I had dinner with a long-lost friend a few years ago. As I have experienced before and since, such reunions are exciting in anticipation and satisfying in the shared memories but do not typically demand a sequel. The lack of further dinners is relevant to explain why I never got the chance to follow up on the most salient point in the evening, which arose from the following anecdote. Why exactly she related this story to me, I can’t remember, but she told me that her daughter was on the verge of buying a house in the northwest, where she resides, but absolutely could not do so because there were some cows that lived very close by on the other side of a shared fence. The rural nature of the property appealed, but the problem was that she knew that inevitably the cows would be taken for slaughter and would no longer be there. Her daughter would find the daily reminder posed by their absence disturbing. I was quite impressed that her daughter was sensitive to the realities of farmed animals –that even those who live in the best of bucolic settings exist as a commodity and face the stock truck ride to the slaughterhouse, complete with all the terror that hell could ever hope to mimic.
The waiter appeared as if on cue after the conclusion of this story and took our order. With god as my witness, and I would not have the nerve to make this up, she ordered steak. First, she asked if I minded. I did not eat meat and must have expressed that to her or else she would not have asked my permission, but I was so flabbergasted that I did not know what to say, other than to mumble something about ordering what she wanted. Now, I would react differently. Now, I would suggest that her ordering steak was incongruous with the concern for the cow, which, by the way, was not just her daughter’s sentiment but also her own. I would ask with genuine interest how someone could care for one cow and eat another. I missed an opportunity to encourage a meat eater to face her food.
She is not the worst offender when it comes to the hypocrisy of “loving animals” on the one hand and eating them on the other (the culmination of much suffering to the animal and in many cases its companions, not to mention loss of life).
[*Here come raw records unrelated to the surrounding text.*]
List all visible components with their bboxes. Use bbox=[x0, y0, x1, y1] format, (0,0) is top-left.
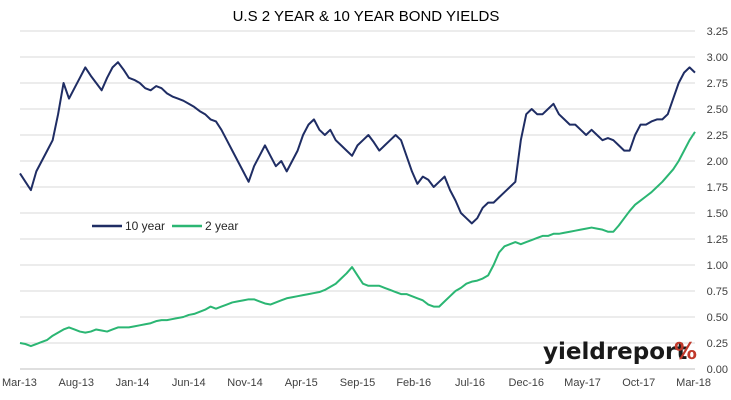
x-tick-label: Sep-15 bbox=[340, 377, 375, 389]
y-tick-label: 0.00 bbox=[707, 364, 728, 376]
x-tick-label: Mar-18 bbox=[676, 377, 711, 389]
chart-title: U.S 2 YEAR & 10 YEAR BOND YIELDS bbox=[233, 8, 500, 25]
y-tick-label: 2.00 bbox=[707, 156, 728, 168]
y-tick-label: 1.50 bbox=[707, 208, 728, 220]
x-tick-label: Oct-17 bbox=[622, 377, 655, 389]
gridlines bbox=[20, 30, 695, 370]
series-line-10-year bbox=[19, 61, 696, 225]
x-tick-label: Apr-15 bbox=[285, 377, 318, 389]
y-tick-label: 2.25 bbox=[707, 130, 728, 142]
legend-label-2-year: 2 year bbox=[205, 219, 238, 233]
y-tick-label: 1.25 bbox=[707, 234, 728, 246]
x-tick-label: Jun-14 bbox=[172, 377, 206, 389]
x-tick-label: Feb-16 bbox=[396, 377, 431, 389]
brand-text: yieldreport bbox=[543, 339, 687, 365]
y-tick-label: 0.50 bbox=[707, 312, 728, 324]
y-tick-label: 0.25 bbox=[707, 338, 728, 350]
legend: 10 year 2 year bbox=[92, 219, 238, 233]
y-tick-label: 0.75 bbox=[707, 286, 728, 298]
x-axis-labels: Mar-13 Aug-13 Jan-14 Jun-14 Nov-14 Apr-15 Sep-… bbox=[2, 377, 711, 389]
yieldreport-logo: yieldreport % bbox=[543, 339, 697, 365]
y-tick-label: 1.75 bbox=[707, 182, 728, 194]
x-tick-label: Jul-16 bbox=[455, 377, 485, 389]
x-tick-label: Mar-13 bbox=[2, 377, 37, 389]
y-tick-label: 2.75 bbox=[707, 78, 728, 90]
legend-label-10-year: 10 year bbox=[125, 219, 165, 233]
x-tick-label: Dec-16 bbox=[509, 377, 544, 389]
x-tick-label: Nov-14 bbox=[227, 377, 262, 389]
brand-percent-icon: % bbox=[674, 339, 697, 365]
y-tick-label: 3.25 bbox=[707, 26, 728, 38]
y-tick-label: 2.50 bbox=[707, 104, 728, 116]
x-tick-label: May-17 bbox=[564, 377, 601, 389]
y-tick-label: 3.00 bbox=[707, 52, 728, 64]
series-layer bbox=[19, 61, 696, 348]
y-tick-label: 1.00 bbox=[707, 260, 728, 272]
x-tick-label: Aug-13 bbox=[59, 377, 94, 389]
y-axis-labels: 0.00 0.25 0.50 0.75 1.00 1.25 1.50 1.75 2.00 2.25… bbox=[707, 26, 728, 376]
x-tick-label: Jan-14 bbox=[116, 377, 150, 389]
series-line-2-year bbox=[19, 131, 696, 348]
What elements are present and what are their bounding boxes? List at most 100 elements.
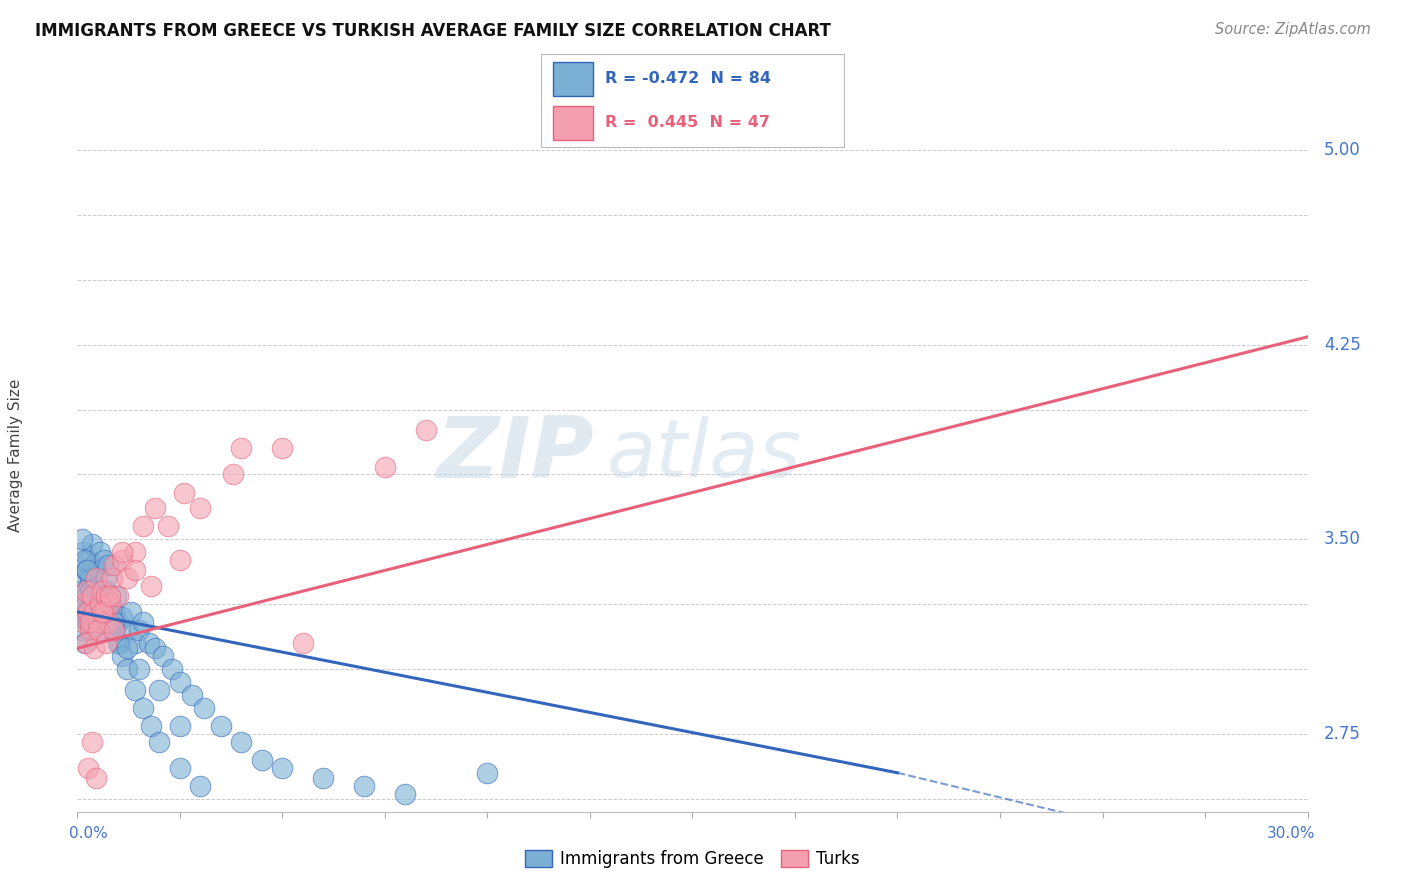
- Point: [80, 734, 103, 748]
- Point: [394, 787, 416, 801]
- Point: [128, 623, 150, 637]
- Point: [72, 545, 94, 559]
- Text: 3.50: 3.50: [1324, 530, 1361, 549]
- Point: [70, 623, 93, 637]
- Point: [132, 701, 155, 715]
- Point: [105, 590, 128, 604]
- Point: [93, 605, 115, 619]
- Point: [76, 563, 98, 577]
- Point: [103, 623, 125, 637]
- Point: [84, 771, 107, 785]
- Point: [148, 682, 170, 697]
- Text: 30.0%: 30.0%: [1267, 826, 1316, 841]
- Point: [115, 623, 138, 637]
- Point: [89, 590, 111, 604]
- Point: [98, 590, 121, 604]
- Point: [86, 605, 108, 619]
- Point: [143, 641, 166, 656]
- Point: [90, 605, 114, 619]
- Text: 5.00: 5.00: [1324, 141, 1361, 159]
- Point: [70, 584, 93, 599]
- Text: ZIP: ZIP: [436, 413, 595, 497]
- Point: [84, 571, 107, 585]
- Point: [138, 636, 160, 650]
- Point: [97, 558, 120, 573]
- Point: [141, 579, 163, 593]
- Point: [79, 584, 101, 599]
- Point: [188, 779, 212, 793]
- Point: [80, 590, 103, 604]
- Point: [169, 719, 191, 733]
- Point: [111, 648, 134, 663]
- Point: [115, 571, 138, 585]
- Point: [70, 533, 93, 547]
- Point: [107, 615, 129, 630]
- Text: 2.75: 2.75: [1324, 725, 1361, 743]
- Point: [94, 636, 117, 650]
- Point: [70, 597, 93, 611]
- FancyBboxPatch shape: [554, 62, 593, 95]
- Point: [111, 545, 134, 559]
- Point: [103, 558, 125, 573]
- Point: [97, 615, 120, 630]
- Point: [209, 719, 232, 733]
- Point: [477, 765, 499, 780]
- Point: [73, 636, 96, 650]
- Point: [87, 623, 110, 637]
- Point: [97, 615, 120, 630]
- Point: [76, 615, 98, 630]
- Point: [83, 615, 105, 630]
- Point: [87, 615, 110, 630]
- Point: [111, 553, 134, 567]
- Point: [353, 779, 375, 793]
- Point: [87, 563, 110, 577]
- Point: [169, 675, 191, 690]
- Point: [83, 641, 105, 656]
- Point: [89, 545, 111, 559]
- Point: [94, 590, 117, 604]
- Point: [110, 636, 132, 650]
- Point: [103, 605, 125, 619]
- Point: [124, 545, 146, 559]
- Point: [90, 605, 114, 619]
- Point: [79, 571, 101, 585]
- Point: [75, 590, 97, 604]
- Point: [75, 605, 97, 619]
- Point: [188, 501, 212, 516]
- Point: [124, 682, 146, 697]
- Point: [73, 553, 96, 567]
- Point: [77, 579, 100, 593]
- Text: IMMIGRANTS FROM GREECE VS TURKISH AVERAGE FAMILY SIZE CORRELATION CHART: IMMIGRANTS FROM GREECE VS TURKISH AVERAG…: [35, 22, 831, 40]
- Point: [83, 605, 105, 619]
- Point: [94, 584, 117, 599]
- Text: Average Family Size: Average Family Size: [8, 378, 24, 532]
- Point: [101, 571, 124, 585]
- Legend: Immigrants from Greece, Turks: Immigrants from Greece, Turks: [519, 843, 866, 875]
- Point: [76, 553, 98, 567]
- Point: [79, 615, 101, 630]
- Point: [312, 771, 335, 785]
- Point: [124, 563, 146, 577]
- Point: [72, 615, 94, 630]
- Point: [79, 623, 101, 637]
- Point: [148, 734, 170, 748]
- Text: atlas: atlas: [606, 416, 801, 494]
- Point: [156, 519, 179, 533]
- Point: [75, 584, 97, 599]
- Point: [69, 610, 91, 624]
- Point: [141, 719, 163, 733]
- Point: [98, 597, 121, 611]
- Point: [84, 584, 107, 599]
- FancyBboxPatch shape: [554, 106, 593, 140]
- Point: [90, 623, 114, 637]
- Point: [271, 761, 294, 775]
- Point: [173, 485, 195, 500]
- Text: R = -0.472  N = 84: R = -0.472 N = 84: [605, 71, 770, 87]
- Point: [84, 579, 107, 593]
- Point: [83, 558, 105, 573]
- Point: [80, 623, 103, 637]
- Point: [132, 519, 155, 533]
- Point: [128, 662, 150, 676]
- Point: [120, 605, 142, 619]
- Point: [93, 553, 115, 567]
The category of the worst hypocrite goes to those who hold themselves out as scientists of some sort, who have studied animals and have concluded with much fanfare that lo and behold animals too have thoughts, social bonds, emotions, and are way smarter than “we” ever thought, yet they still relish a good piece of animal flesh to chew. Such scientists have found yet another way to exploit animals—this time for their professional aggrandizement. When called out on the disconnect, they reveal a stunning lack of thought, responding like robots programmed with certain data: we eat animals, that is what we do. If they are uncomfortable with a mindless answer like that, then, even worse, they indulge in a pseudo-scientific response: “I have seen a lot of predation in nature, so I am part of that circle of life.” How facile is this statement, let me count the ways: not all animals are predators, so if you are looking to nature for an example, why choose the lion over the giraffe? And if you align yourself with the lion, please don’t insult that creature who has to kill in order to survive by comparing it to yourself or the mighty modern-day hunter. No one could say with any honesty that he has to kill deer to survive; probably step one of a hunting we go is a stop off at McDonald’s to maintain that paunch. Now let us strain our credulity to the max and consider how predation in nature bears any resemblance to the farm — to the crates of confined chickens, the cruelly immobilized pigs, the mutilated turkeys, the transport truck to the slaughter house. I think the pseudo-scientists next area of study should be animal behavior when animals are separated from their young prematurely, when they lose their mind from overcrowding and confinement, when they confront the confusion of suddenly finding themselves crammed onto a truck, and when they hear, smell, and see death.